Tor Byrnes of Frau DJ's & We Broke Free wrote a little anecdote on the role gender plays within the music industry
The term ‘Female DJ‘ is one of those divisive terms that is arguably redundant, though seems to be used more and more in contemporary music circles. As with many professions, females have had to defy the odds to be taken seriously as a DJ – and be referred to as such.
a person who introduces and plays recorded popular music on radio, club or party.
“he was the only DJ to play our last release on the radio”
Even when googled it refers to the masculine by default. So why do we need the word ‘female’ in front of DJ? It’s a debate that we revisit frequently, so I’d like to use this opportunity to express my feelings about why I, a female DJ, embrace the term – even with my fairly strong equalitarian views.
The music industry is changing, and though it’s taken 10 years involvement on my part, people don’t treat me like a new-born fawn quite so often anymore when they see me behind the decks. In the beginning (circa 2008), men would regularly invade my space behind the decks, flick through my CDs and vinyl’s, ask if I needed help (“coz I DJ in my bedroom babes”), critique my technique, and be ever-present in my eyeline – intimidating for anyone stuck in a small space for hours at a time!
These issues were the incentive behind the creation of FRAU DJ’s. Local creative pioneer Katie Dane assembled many of Bournemouth’s local female artists, inviting them to make a stand together and self-organise our own brand of party. In Frau we had a tribe, a pack, a squad, a group, a gang, a crew, a team. Katie had the vision of a united front, one where we could support and encourage each other as individuals whilst harnessing our various talents and contacts to create a versatile and creatively relevant team.

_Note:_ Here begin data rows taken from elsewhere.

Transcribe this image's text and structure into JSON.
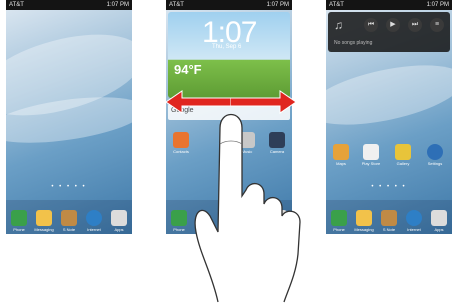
{
  "screens": [
    {
      "status": {
        "carrier": "AT&T",
        "time": "1:07 PM"
      },
      "dock": [
        {
          "icon": "phone-icon",
          "label": "Phone",
          "color": "#3aa04a"
        },
        {
          "icon": "messaging-icon",
          "label": "Messaging",
          "color": "#f2c24a"
        },
        {
          "icon": "s-note-icon",
          "label": "S Note",
          "color": "#c08a45"
        },
        {
          "icon": "internet-icon",
          "label": "Internet",
          "color": "#2e7fc6"
        },
        {
          "icon": "apps-icon",
          "label": "Apps",
          "color": "#dcdcdc"
        }
      ]
    },
    {
      "status": {
        "carrier": "AT&T",
        "time": "1:07 PM"
      },
      "clock_widget": {
        "time": "1:07",
        "date": "Thu, Sep 6",
        "temp": "94°F"
      },
      "search": {
        "label": "Google"
      },
      "apps": [
        {
          "icon": "contacts-icon",
          "label": "Contacts",
          "color": "#e8742f"
        },
        {
          "icon": "music-icon",
          "label": "Music",
          "color": "#c8c8c8"
        },
        {
          "icon": "camera-icon",
          "label": "Camera",
          "color": "#2e3e58"
        }
      ],
      "dock": [
        {
          "icon": "phone-icon",
          "label": "Phone",
          "color": "#3aa04a"
        },
        {
          "icon": "apps-icon",
          "label": "Apps",
          "color": "#dcdcdc"
        }
      ]
    },
    {
      "status": {
        "carrier": "AT&T",
        "time": "1:07 PM"
      },
      "music_widget": {
        "status": "No songs playing"
      },
      "apps": [
        {
          "icon": "maps-icon",
          "label": "Maps",
          "color": "#e6a23a"
        },
        {
          "icon": "play-store-icon",
          "label": "Play Store",
          "color": "#f0f0f0"
        },
        {
          "icon": "gallery-icon",
          "label": "Gallery",
          "color": "#e8c43a"
        },
        {
          "icon": "settings-icon",
          "label": "Settings",
          "color": "#2e6fb6"
        }
      ],
      "dock": [
        {
          "icon": "phone-icon",
          "label": "Phone",
          "color": "#3aa04a"
        },
        {
          "icon": "messaging-icon",
          "label": "Messaging",
          "color": "#f2c24a"
        },
        {
          "icon": "s-note-icon",
          "label": "S Note",
          "color": "#c08a45"
        },
        {
          "icon": "internet-icon",
          "label": "Internet",
          "color": "#2e7fc6"
        },
        {
          "icon": "apps-icon",
          "label": "Apps",
          "color": "#dcdcdc"
        }
      ]
    }
  ],
  "arrow_color": "#e0261f"
}
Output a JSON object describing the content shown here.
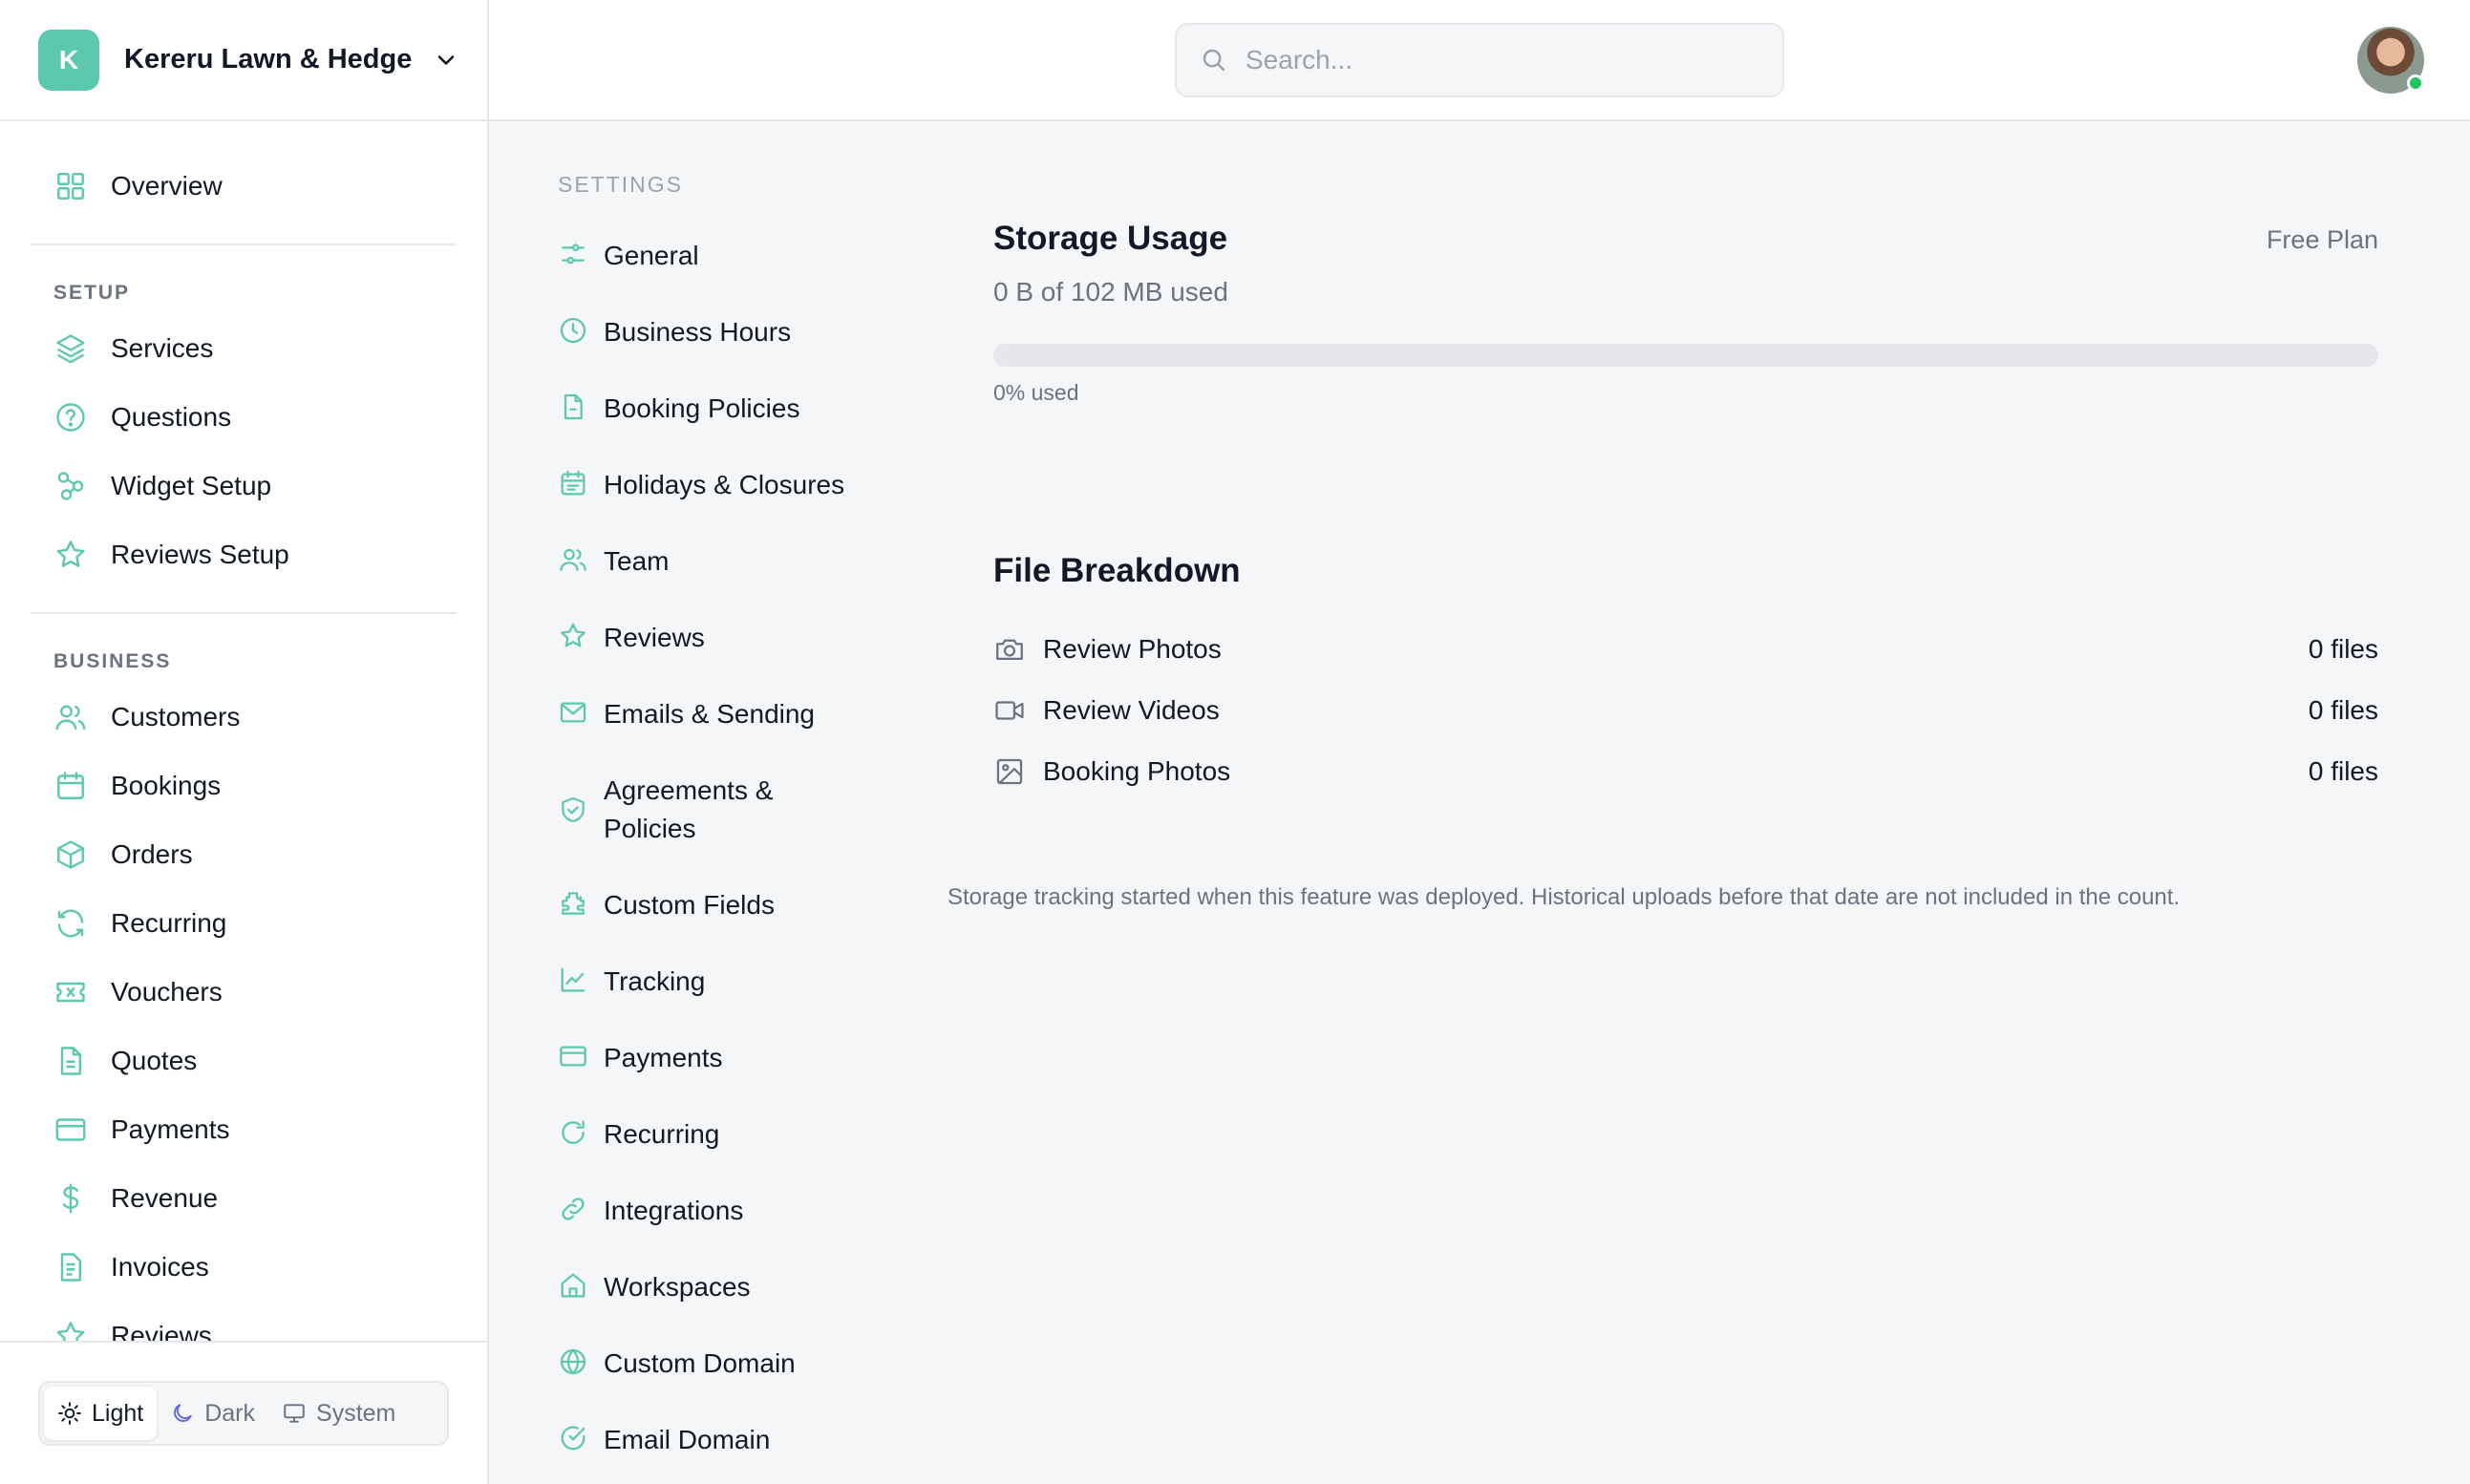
{
  "workspace": {
    "initial": "K",
    "name": "Kereru Lawn & Hedge"
  },
  "search": {
    "placeholder": "Search..."
  },
  "sidebar": {
    "overview": "Overview",
    "setup_title": "SETUP",
    "setup": [
      "Services",
      "Questions",
      "Widget Setup",
      "Reviews Setup"
    ],
    "business_title": "BUSINESS",
    "business": [
      "Customers",
      "Bookings",
      "Orders",
      "Recurring",
      "Vouchers",
      "Quotes",
      "Payments",
      "Revenue",
      "Invoices",
      "Reviews"
    ]
  },
  "theme": {
    "light": "Light",
    "dark": "Dark",
    "system": "System",
    "selected": "Light"
  },
  "settings_nav": {
    "title": "SETTINGS",
    "items": [
      "General",
      "Business Hours",
      "Booking Policies",
      "Holidays & Closures",
      "Team",
      "Reviews",
      "Emails & Sending",
      "Agreements & Policies",
      "Custom Fields",
      "Tracking",
      "Payments",
      "Recurring",
      "Integrations",
      "Workspaces",
      "Custom Domain",
      "Email Domain"
    ]
  },
  "storage": {
    "title": "Storage Usage",
    "plan": "Free Plan",
    "used_text": "0 B of 102 MB used",
    "percent_used": 0,
    "percent_label": "0% used"
  },
  "breakdown": {
    "title": "File Breakdown",
    "rows": [
      {
        "label": "Review Photos",
        "count": "0 files",
        "icon": "camera-icon"
      },
      {
        "label": "Review Videos",
        "count": "0 files",
        "icon": "video-icon"
      },
      {
        "label": "Booking Photos",
        "count": "0 files",
        "icon": "image-icon"
      }
    ]
  },
  "note": "Storage tracking started when this feature was deployed. Historical uploads before that date are not included in the count.",
  "colors": {
    "accent": "#5cc9ae",
    "online": "#22c55e"
  }
}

After conquering many clubs and festivals across the UK, as a group and as solo artists, I feel now is the perfect time to embrace the ‘female DJ’ title. Gender is, slowly but surely, becoming irrelevant in the music scene thankfully, and if you asked me what my job role was, I wouldn’t prefix my title with my sex.

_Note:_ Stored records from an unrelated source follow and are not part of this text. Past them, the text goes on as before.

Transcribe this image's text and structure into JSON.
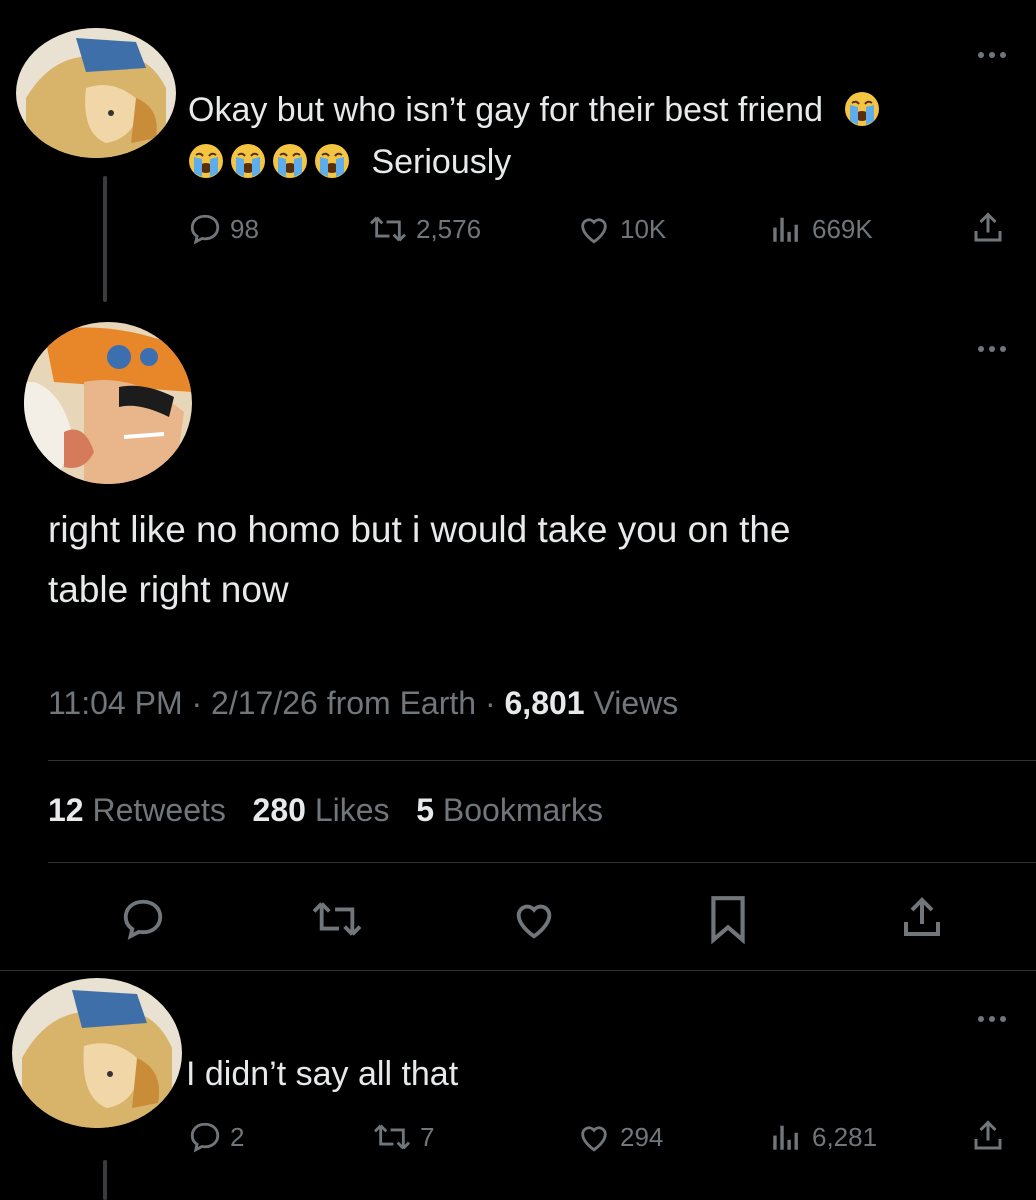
{
  "colors": {
    "background": "#000000",
    "text": "#e7e9ea",
    "muted": "#71767b",
    "divider": "#2f3336"
  },
  "tweet1": {
    "text_line1": "Okay but who isn’t gay for their best friend",
    "text_line2_suffix": "Seriously",
    "emoji": "loudly-crying-face",
    "replies": "98",
    "retweets": "2,576",
    "likes": "10K",
    "views": "669K"
  },
  "tweet2": {
    "text_line1": "right like no homo but i would take you on the",
    "text_line2": "table right now",
    "time": "11:04 PM",
    "date": "2/17/26",
    "source": "from Earth",
    "views_count": "6,801",
    "views_label": "Views",
    "retweets_count": "12",
    "retweets_label": "Retweets",
    "likes_count": "280",
    "likes_label": "Likes",
    "bookmarks_count": "5",
    "bookmarks_label": "Bookmarks",
    "sep": "·"
  },
  "tweet3": {
    "text": "I didn’t say all that",
    "replies": "2",
    "retweets": "7",
    "likes": "294",
    "views": "6,281"
  }
}
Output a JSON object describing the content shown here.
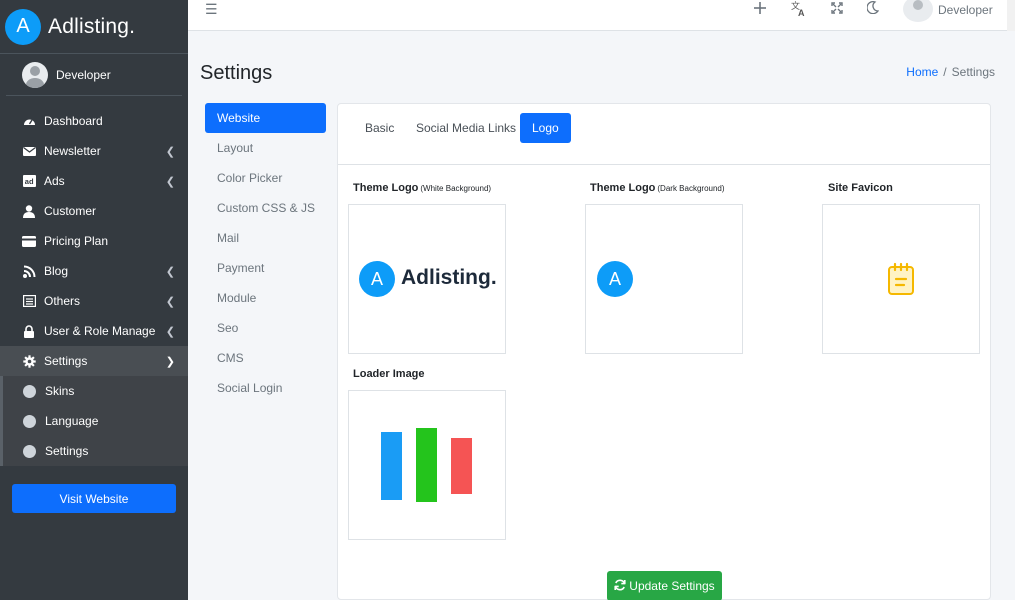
{
  "brand": {
    "logo_letter": "A",
    "name": "Adlisting."
  },
  "user": {
    "name": "Developer"
  },
  "sidebar": {
    "items": [
      {
        "label": "Dashboard",
        "icon": "dashboard-icon",
        "chevron": false
      },
      {
        "label": "Newsletter",
        "icon": "envelope-icon",
        "chevron": true
      },
      {
        "label": "Ads",
        "icon": "ad-icon",
        "chevron": true
      },
      {
        "label": "Customer",
        "icon": "user-icon",
        "chevron": false
      },
      {
        "label": "Pricing Plan",
        "icon": "credit-card-icon",
        "chevron": false
      },
      {
        "label": "Blog",
        "icon": "blog-icon",
        "chevron": true
      },
      {
        "label": "Others",
        "icon": "list-icon",
        "chevron": true
      },
      {
        "label": "User & Role Manage",
        "icon": "lock-icon",
        "chevron": true
      },
      {
        "label": "Settings",
        "icon": "gear-icon",
        "chevron": true
      }
    ],
    "sub_items": [
      {
        "label": "Skins"
      },
      {
        "label": "Language"
      },
      {
        "label": "Settings"
      }
    ],
    "visit_label": "Visit Website"
  },
  "topbar": {
    "user_name": "Developer"
  },
  "page": {
    "title": "Settings"
  },
  "breadcrumb": {
    "home": "Home",
    "separator": "/",
    "current": "Settings"
  },
  "settings_menu": [
    {
      "label": "Website",
      "active": true
    },
    {
      "label": "Layout"
    },
    {
      "label": "Color Picker"
    },
    {
      "label": "Custom CSS & JS"
    },
    {
      "label": "Mail"
    },
    {
      "label": "Payment"
    },
    {
      "label": "Module"
    },
    {
      "label": "Seo"
    },
    {
      "label": "CMS"
    },
    {
      "label": "Social Login"
    }
  ],
  "tabs": [
    {
      "label": "Basic"
    },
    {
      "label": "Social Media Links"
    },
    {
      "label": "Logo",
      "active": true
    }
  ],
  "logos": {
    "white": {
      "title": "Theme Logo",
      "note": "(White Background)",
      "letter": "A",
      "wordmark": "Adlisting."
    },
    "dark": {
      "title": "Theme Logo",
      "note": "(Dark Background)",
      "letter": "A"
    },
    "favicon": {
      "title": "Site Favicon"
    },
    "loader": {
      "title": "Loader Image"
    }
  },
  "update_label": "Update Settings",
  "colors": {
    "primary": "#0d6efd",
    "brand_blue": "#0d9cf8",
    "success": "#28a745",
    "sidebar_bg": "#343a40"
  }
}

BUT in a UK music scene that still struggles with the amount of female artists being taken seriously, on festival line ups and in the clubs, by reclaiming the power in being ‘female’, we don’t undermine our talent, rather champion and celebrate who we are and our respective challenges taken to get where we are.
We don’t need a round of applause for doing what the boys do, but we do need a nod, for paving the way, for following our dreams, for making our hobbies and passions a reality.